You can continue to use the dataset from your last discussion, or pick up a new dataset.
?CO2
CO2_df <- CO2
summary(CO2_df)
## Plant Type Treatment conc uptake
## Qn1 : 7 Quebec :42 nonchilled:42 Min. : 95 Min. : 7.70
## Qn2 : 7 Mississippi:42 chilled :42 1st Qu.: 175 1st Qu.:17.90
## Qn3 : 7 Median : 350 Median :28.30
## Qc1 : 7 Mean : 435 Mean :27.21
## Qc3 : 7 3rd Qu.: 675 3rd Qu.:37.12
## Qc2 : 7 Max. :1000 Max. :45.50
## (Other):42
cor(CO2_df$uptake,CO2_df$conc)
## [1] 0.4851774
CO2_df$uptake ~ CO2_df$conc
## CO2_df$uptake ~ CO2_df$conc
I will be looking at the CO2 dataset, which is “from an experiment on
the cold tolerance of the grass species Echinochloa
crus-galli.” The variables of interest are conc and uptake, in
which conc represents the ambient CO2 concentrations (\(\frac{mL}{L}\))—the independent Y
variable—and uptake represents the rate of CO2 uptake by
the plants (\(\frac{\mu\ mol}{m^2}\)
sec)—the dependent X variable.
\[ Y_i = \beta_0 + \beta_1X_i + \epsilon_i \]

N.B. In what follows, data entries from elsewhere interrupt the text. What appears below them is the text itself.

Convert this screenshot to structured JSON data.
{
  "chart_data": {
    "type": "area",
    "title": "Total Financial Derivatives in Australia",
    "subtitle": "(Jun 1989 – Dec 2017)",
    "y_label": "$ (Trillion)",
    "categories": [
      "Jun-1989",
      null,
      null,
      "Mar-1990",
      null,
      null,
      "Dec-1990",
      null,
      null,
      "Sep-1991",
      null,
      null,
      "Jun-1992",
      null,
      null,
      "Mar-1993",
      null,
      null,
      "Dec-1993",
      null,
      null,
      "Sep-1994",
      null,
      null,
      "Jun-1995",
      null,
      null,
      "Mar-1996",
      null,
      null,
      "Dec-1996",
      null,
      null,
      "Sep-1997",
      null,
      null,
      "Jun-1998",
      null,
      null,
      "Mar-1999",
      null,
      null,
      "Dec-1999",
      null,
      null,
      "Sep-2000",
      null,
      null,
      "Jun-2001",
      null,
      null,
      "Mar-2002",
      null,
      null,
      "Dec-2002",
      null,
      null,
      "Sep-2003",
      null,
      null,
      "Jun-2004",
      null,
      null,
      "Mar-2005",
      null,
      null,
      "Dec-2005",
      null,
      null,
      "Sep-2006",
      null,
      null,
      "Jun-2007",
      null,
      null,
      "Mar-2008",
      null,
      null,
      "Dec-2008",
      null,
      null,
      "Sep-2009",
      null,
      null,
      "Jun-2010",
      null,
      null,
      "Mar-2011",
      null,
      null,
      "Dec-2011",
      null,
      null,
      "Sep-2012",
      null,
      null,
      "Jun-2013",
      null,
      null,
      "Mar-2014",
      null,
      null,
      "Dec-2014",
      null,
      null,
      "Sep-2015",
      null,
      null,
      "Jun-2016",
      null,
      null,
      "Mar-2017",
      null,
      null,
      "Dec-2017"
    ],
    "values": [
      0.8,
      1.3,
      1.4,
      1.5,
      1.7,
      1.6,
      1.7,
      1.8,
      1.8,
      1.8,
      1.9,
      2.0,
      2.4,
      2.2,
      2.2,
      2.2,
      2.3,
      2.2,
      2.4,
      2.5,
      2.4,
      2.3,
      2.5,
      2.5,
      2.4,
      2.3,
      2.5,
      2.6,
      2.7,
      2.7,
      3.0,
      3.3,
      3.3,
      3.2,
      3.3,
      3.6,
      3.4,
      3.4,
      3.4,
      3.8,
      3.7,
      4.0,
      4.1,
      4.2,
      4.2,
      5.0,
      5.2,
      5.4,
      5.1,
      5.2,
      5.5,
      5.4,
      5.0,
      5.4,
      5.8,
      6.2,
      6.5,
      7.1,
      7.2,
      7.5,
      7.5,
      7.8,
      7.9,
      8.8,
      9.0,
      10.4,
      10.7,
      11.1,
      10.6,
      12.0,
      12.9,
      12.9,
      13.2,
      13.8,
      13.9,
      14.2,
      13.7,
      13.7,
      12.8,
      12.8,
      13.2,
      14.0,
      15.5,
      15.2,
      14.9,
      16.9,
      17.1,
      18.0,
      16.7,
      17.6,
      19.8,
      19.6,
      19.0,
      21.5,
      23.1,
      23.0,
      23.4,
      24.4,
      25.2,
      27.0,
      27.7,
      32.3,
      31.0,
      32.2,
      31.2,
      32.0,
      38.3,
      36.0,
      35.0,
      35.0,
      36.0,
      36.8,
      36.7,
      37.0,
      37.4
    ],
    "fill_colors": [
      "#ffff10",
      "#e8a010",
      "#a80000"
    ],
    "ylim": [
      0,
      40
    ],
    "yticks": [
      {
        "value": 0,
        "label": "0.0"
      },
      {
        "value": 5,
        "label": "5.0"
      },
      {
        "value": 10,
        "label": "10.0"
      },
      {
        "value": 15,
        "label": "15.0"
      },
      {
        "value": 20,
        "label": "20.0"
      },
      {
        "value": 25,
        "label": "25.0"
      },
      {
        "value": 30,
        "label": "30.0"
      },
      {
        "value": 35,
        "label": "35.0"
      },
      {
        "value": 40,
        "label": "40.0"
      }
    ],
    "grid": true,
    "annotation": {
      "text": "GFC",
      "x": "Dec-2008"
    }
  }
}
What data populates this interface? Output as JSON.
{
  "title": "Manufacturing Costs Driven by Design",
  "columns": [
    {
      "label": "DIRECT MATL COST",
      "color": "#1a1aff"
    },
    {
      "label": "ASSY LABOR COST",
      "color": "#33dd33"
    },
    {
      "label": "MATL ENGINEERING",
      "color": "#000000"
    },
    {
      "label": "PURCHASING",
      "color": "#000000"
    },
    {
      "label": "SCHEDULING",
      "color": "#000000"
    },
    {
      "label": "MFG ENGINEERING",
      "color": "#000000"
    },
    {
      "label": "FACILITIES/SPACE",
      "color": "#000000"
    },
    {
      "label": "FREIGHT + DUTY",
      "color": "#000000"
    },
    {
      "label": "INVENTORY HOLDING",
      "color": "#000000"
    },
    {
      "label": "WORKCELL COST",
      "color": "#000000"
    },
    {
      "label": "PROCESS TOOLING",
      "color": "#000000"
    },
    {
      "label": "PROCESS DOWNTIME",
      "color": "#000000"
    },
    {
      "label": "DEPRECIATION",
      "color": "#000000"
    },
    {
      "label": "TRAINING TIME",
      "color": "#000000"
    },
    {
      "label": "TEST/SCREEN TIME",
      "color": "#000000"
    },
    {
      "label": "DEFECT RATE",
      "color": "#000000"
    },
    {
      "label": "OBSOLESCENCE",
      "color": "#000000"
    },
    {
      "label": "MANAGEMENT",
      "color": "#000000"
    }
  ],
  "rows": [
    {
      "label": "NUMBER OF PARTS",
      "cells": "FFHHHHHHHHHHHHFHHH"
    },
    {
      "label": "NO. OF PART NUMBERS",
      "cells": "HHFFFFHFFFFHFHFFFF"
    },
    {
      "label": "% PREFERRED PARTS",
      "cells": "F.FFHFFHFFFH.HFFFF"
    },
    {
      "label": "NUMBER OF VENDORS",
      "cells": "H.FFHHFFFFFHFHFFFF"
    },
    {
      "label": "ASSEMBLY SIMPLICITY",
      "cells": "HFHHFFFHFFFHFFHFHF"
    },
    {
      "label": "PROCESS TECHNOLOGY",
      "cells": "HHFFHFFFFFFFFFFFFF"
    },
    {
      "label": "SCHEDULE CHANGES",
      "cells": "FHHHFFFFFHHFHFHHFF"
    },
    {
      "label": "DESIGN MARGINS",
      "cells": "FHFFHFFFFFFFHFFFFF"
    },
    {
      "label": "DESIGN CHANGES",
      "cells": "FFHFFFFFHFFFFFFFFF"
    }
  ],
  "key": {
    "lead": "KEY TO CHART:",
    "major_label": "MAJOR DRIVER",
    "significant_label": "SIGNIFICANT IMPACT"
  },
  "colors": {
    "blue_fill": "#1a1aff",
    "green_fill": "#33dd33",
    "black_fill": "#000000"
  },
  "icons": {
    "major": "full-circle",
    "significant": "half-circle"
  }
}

The formula is above, in which \(Y_i\) = uptake, \(\beta_0\) = intercept (constant), \(\beta_1X_1\) = conc, and \(\epsilon_i\) = random error
lm(CO2_df$conc ~ CO2_df$uptake, data= CO2_df)
##
## Call:
## lm(formula = CO2_df$conc ~ CO2_df$uptake, data = CO2_df)
##
## Coefficients:
## (Intercept) CO2_df$uptake
## 73.71 13.28
plot(CO2_df$uptake, CO2_df$conc)
library(ggplot2)
ggplot(CO2, aes(x = uptake,
y = conc)) +
geom_point(size = 2,
shape = 18,
col = "purple") +
stat_smooth(method = lm,
linetype = "dashed",
col = "red") +
xlab("CO2 uptake ") +
ylab("C02 ambient concentrations (mL/L)")
## `geom_smooth()` using formula = 'y ~ x'
The slope tells us that for every one unit increase of the uptake of carbon dioxide rates (i.e., one-unit increase in X), there will be a 13.28 increase in the amount of ambient carbon dioxide concentration (mL/L). The intercept tells us that at a theoretical level of no uptake of carbon dioxide rates (i.e., at zero), there would be an average amount of ambient carbon dioxide concentration of 73.71 mL/L existing within the sample.
#slope
cov(CO2_df$uptake, CO2_df$conc)/var(CO2_df$uptake)
## [1] 13.27633
#intercept
#B0 <- Y - Bi (intercept) * X
mean(CO2_df$conc) - (cov(CO2_df$uptake, CO2_df$conc)/var(CO2_df$uptake)) * mean(CO2_df$uptake)
## [1] 73.71
Confirming that the formula gives us the same slope parameter of 13.28. The formula for intercept results in the same 73.71.
Look at the assumptions of OLS. Please skim through chapter 8 of Open Statistics textbook, and pay attention to Gauss Markov Assumptionspart (Full Ideal Conditions of OLS). Do a few Google searches and in less than 20 lines, try to summarize your findings.
| 1) Linearity - the relationship should be relatively linear |
| 2) Nearly normal residuals - the standardized residuals should be normally distributed |
| 3) Constant variability - the variance of errors should be relatively constant |
| 4) Independent observations - there should be unique observations for every x to y |